To alter the configuration file, add statements on the form SESSION_0_THINLINC_CONFIG_<configuration file variable name> = <value> to thinstation.conf.network. An example follows:
The above example will set the NFS_SERVER_ENABLED to 1 and the CONFIG_SOUND_ENABLED to 1, and so on.
If the hardware running Thinstation has support for it and the correct sound and disk device modules has been loaded, the ThinLinc client will be able to support sound and local drive redirection. The following configuration lines in thinstation.conf.network will enable sound redirection and local drive redirection for USB storage devices:
SESSION_0_THINLINC_CONFIG_NFS_EXPORTS=/mnt/usbdevice,rw,/mnt/cdrom,ro SESSION_0_THINLINC_CONFIG_NFS_SERVER_ENABLED=1 SESSION_0_THINLINC_CONFIG_SOUND_ENABLED=1 SESSION_0_THINLINC_CONFIG_NFS_ROOT_WARNING=0
When running on a device with non-volatile storage, such as a hard disk, the ThinLinc client stores the public part of the ssh host key of the ThinLinc client the first time it connects to the server after asking the user to verify the fingerprint of the key. At subsequent connects, this copy is used to verify that the client is connecting to the correct server.

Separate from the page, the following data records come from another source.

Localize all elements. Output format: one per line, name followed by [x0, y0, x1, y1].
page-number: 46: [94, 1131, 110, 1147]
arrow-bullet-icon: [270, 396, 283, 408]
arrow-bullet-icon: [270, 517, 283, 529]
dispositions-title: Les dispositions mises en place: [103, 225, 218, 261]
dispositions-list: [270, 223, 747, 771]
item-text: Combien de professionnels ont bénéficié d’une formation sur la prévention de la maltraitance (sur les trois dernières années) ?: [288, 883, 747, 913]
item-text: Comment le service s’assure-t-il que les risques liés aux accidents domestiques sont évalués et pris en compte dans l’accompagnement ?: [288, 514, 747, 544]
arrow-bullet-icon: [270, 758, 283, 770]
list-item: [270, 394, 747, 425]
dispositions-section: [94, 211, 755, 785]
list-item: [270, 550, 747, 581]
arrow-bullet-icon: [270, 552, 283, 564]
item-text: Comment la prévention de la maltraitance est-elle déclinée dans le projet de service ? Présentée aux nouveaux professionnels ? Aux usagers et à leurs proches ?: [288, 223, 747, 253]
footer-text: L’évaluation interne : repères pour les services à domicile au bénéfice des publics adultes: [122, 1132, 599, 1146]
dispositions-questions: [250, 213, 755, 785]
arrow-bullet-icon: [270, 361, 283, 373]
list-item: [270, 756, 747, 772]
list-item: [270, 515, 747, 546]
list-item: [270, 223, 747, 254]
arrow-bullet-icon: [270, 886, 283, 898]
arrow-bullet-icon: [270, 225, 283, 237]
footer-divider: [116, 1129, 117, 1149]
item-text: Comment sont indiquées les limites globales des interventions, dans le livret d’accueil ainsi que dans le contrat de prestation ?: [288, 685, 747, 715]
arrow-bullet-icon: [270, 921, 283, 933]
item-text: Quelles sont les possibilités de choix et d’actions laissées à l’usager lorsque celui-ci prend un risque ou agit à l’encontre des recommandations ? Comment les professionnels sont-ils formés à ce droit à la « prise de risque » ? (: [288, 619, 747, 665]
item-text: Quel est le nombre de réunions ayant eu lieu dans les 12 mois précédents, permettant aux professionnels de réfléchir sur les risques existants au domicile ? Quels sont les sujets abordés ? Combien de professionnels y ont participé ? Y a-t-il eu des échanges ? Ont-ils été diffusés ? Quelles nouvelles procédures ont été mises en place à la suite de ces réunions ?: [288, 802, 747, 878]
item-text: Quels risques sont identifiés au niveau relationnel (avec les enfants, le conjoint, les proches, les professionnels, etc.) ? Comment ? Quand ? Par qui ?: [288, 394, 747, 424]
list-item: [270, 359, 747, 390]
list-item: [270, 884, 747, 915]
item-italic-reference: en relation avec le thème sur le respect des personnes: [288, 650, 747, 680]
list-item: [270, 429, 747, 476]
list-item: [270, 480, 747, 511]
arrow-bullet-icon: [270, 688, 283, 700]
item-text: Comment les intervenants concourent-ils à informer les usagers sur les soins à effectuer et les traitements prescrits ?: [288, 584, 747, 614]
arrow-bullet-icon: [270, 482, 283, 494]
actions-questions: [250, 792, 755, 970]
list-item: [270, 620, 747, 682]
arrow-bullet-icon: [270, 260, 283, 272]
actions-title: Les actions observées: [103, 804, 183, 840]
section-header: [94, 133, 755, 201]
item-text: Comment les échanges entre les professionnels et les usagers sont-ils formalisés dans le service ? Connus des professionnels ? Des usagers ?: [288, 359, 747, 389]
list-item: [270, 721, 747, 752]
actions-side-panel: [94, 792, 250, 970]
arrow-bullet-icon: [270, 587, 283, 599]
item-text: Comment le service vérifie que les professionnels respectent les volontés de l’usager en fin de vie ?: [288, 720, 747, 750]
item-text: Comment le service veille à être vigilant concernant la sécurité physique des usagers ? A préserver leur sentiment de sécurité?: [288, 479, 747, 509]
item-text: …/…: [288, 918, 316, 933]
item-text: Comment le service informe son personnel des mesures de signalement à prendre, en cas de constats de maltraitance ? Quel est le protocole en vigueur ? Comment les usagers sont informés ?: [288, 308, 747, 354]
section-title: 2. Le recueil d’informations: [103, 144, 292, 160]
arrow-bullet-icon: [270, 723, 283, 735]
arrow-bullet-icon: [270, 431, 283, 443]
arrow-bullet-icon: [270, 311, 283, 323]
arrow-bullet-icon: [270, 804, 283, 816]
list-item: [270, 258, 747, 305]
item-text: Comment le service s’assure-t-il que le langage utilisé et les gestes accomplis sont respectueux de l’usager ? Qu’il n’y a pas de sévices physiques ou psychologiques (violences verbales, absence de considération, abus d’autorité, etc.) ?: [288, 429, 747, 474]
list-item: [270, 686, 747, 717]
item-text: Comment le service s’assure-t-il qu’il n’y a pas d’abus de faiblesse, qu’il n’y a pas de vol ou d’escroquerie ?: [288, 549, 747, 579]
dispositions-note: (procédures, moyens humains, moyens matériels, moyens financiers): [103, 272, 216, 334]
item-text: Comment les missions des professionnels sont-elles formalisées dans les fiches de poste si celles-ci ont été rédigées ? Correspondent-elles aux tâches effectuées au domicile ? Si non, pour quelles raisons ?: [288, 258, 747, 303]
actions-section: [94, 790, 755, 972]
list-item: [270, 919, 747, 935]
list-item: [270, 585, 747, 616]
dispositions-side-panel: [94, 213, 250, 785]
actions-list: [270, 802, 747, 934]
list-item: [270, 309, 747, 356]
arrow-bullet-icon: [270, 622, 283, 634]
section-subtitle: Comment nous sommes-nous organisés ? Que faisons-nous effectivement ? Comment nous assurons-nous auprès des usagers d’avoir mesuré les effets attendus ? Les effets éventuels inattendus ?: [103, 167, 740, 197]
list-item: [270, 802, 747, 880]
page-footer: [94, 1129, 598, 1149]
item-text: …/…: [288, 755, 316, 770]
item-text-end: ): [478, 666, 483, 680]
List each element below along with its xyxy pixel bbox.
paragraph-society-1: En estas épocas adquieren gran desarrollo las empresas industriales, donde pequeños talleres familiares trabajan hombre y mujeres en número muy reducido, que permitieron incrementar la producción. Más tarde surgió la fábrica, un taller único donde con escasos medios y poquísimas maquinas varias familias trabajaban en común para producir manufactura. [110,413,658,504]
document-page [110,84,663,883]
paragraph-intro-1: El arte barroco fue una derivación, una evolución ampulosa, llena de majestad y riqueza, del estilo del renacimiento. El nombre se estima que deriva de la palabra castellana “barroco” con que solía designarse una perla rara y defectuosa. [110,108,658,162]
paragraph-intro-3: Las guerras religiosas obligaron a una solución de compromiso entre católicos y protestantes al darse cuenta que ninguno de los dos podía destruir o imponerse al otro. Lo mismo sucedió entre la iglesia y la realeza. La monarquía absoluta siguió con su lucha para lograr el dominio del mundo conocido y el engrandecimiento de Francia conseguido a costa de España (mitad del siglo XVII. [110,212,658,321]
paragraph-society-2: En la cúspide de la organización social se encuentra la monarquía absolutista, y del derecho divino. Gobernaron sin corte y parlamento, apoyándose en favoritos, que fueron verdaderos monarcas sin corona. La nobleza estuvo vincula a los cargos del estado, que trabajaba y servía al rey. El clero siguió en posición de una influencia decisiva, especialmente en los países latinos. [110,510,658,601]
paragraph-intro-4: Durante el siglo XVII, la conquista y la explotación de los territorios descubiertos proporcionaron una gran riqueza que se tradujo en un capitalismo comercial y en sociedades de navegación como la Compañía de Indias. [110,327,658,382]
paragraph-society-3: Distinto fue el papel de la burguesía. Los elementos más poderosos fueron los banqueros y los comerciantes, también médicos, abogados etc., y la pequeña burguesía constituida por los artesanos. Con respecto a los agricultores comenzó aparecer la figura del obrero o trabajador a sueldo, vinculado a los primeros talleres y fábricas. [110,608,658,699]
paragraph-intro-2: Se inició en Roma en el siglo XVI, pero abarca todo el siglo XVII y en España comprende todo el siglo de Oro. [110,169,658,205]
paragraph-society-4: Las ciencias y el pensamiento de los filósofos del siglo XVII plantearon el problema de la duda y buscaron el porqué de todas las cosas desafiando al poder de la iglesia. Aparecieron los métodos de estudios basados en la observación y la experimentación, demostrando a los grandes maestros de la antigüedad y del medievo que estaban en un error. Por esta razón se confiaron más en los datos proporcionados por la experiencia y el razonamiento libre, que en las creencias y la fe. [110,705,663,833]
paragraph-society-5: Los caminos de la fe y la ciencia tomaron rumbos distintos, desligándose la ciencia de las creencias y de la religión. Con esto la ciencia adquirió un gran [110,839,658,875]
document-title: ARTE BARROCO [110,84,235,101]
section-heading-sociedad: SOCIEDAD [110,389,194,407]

When running on a diskless Thinstation host, the key can be stored only in volatile memory (on a RAM disk), so the client will ask the user to verify the fingerprint once each time the client has been rebooted. Since its normal behaviour to reboot a Thinstation terminal once a day, this will lead to a confusing situation for users, not to mention that it will decrease security.
To solve this problem, the ThinLinc client package for Thinstation tries to download a file name ssh_known_hosts from the tftproot. If it exists it will be used as database of known hostkeys on the client.
To create this file, login with the client to the ThinLinc server, using the same servername as the one that will be configured on the clients. Then copy the file ~/.thinlinc/known_hosts to <tftproot>/ssh_known_hosts.